Si Carême ne parle de ragoût que par les « cuillers à ragoût », son élève Urbain Dubois donne de nouvelles indications, en 1868, quand il évoque « un ragoût de grosses pattes d’écrevisse à la béchamel » : c’est donc le nom pour une cuisson dont on ne précise pas le type, sachant que ce n’est toutefois pas un rôtissage ou une grillade. Il y faut un liquide. La preuve en est donnée en plusieurs endroits, mais notamment dans une longe de veau à la crème : elle est rôtie, puis débridée, escalopée ; puis vient cette phrase : « placez ces escalopes dans un sautoir, mêlez-les avec à peu près leur même volume de champignons coupés en lames; liez le ragoût à point avec une bonne sauce à la crème. Enlevez une forte entaille sur le filet supérieur de la longe, en formant une espèce de caisse carrée, emplissez le vide de cette caisse avec le ragoût préparé ; coupez en tranches minces la partie enlevée, reformez-la aussi bien que possible, en dressant les tranches sur le ragoût ; glacez la longe, entourez-la avec 2 litres de petits pois cuits à l’anglaise, mêlés avec un gros morceau de beurre ; envoyez à part une sauce béchamel, succulente mais légère. » C’est clair : le ragoût est le produit fait de la viande et de sa sauce. D’ailleurs, il y revient dans une recette de pain de merlan, où il propose d’emplir un puits qu’il a fait dans le pain « avec un ragoût, composé d’huîtres et de champignons émincés ». 

1905

Nous terminerons cet examen des ragoûts en 1905, avec le Dictionnaire universel de cuisine de Joseph Favre : « Qu’ils appartiennent aux animaux de boucherie, à la volaille, ou au gibier, les ragoûts ont toujours une sauce pour base, brune ou blanche, et se servent seuls ou comme garniture d’autres mets.

Procédé culinaire. — Mettre dans une casserole y sur un feu vif, une quantité suffisante de beurre ou de graisse; quand elle est chaude, mettre les morceaux de mouton ; les retourner et leur laisser prendre une belle couleur dorée. Décanter la graisse dans un bol. 

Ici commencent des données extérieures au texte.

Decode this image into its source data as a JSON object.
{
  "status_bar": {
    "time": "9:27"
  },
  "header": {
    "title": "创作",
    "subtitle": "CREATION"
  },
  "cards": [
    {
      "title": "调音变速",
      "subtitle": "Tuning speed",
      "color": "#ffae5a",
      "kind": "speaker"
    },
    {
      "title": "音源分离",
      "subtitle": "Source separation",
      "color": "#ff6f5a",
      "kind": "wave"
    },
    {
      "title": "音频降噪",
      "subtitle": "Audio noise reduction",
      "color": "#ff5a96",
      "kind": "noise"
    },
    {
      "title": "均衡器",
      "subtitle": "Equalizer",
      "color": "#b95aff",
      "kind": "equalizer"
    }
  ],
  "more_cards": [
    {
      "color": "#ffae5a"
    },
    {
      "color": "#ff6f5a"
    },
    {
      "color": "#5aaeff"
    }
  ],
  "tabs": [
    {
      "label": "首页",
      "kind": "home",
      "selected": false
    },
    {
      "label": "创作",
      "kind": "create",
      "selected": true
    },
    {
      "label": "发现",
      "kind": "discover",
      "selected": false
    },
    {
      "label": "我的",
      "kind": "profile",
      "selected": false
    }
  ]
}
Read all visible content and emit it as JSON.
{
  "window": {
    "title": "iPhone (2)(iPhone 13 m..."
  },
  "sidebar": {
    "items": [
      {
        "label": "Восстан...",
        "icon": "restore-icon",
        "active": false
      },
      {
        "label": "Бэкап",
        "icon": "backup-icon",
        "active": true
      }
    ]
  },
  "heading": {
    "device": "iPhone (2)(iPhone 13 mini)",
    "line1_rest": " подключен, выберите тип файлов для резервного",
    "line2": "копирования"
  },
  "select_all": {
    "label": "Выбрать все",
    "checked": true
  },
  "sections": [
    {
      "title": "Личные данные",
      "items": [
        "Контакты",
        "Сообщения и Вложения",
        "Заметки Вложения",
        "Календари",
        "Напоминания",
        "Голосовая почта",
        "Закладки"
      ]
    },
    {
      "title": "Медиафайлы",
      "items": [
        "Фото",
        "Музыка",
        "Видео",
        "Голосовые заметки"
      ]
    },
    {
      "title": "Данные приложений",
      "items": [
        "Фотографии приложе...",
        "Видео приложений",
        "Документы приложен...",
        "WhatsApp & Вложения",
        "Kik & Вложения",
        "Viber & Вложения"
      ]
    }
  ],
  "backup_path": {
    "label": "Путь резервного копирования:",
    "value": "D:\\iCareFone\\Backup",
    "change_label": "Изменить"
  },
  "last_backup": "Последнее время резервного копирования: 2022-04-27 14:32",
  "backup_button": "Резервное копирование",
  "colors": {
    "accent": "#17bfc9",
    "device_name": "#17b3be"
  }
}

Pour un kilo de mouton, ajouter deux cuillerées de farine de gruau, une pincée de sucre en poudre pour faciliter la coloration de la farine; remuer encore un instant jusqu’à ce que la farine ait pris une couleur dorée; mouiller largement avec de l’eau, de façon à surpasser tous les morceaux; ajouter une quantité suffisante de sel et soumettre à l’ébullition en plein feu, en remuant; écumer, ajouter poivre blanc du moulin, un bouquet garni, deux oignons moyens dont un piqué de deux clous, trois gousses d’ail et deux décilitres de bon vin blanc sec, si on en a à sa disposition. Faire cuire à ébullition lente pendant une heure et demie. » 

Cette fois, le sens de « préparation qui a du goût » est oublié, et le ragoût est fixé à une préparation qui contient un élément cuit dans un liquide qui a du goût.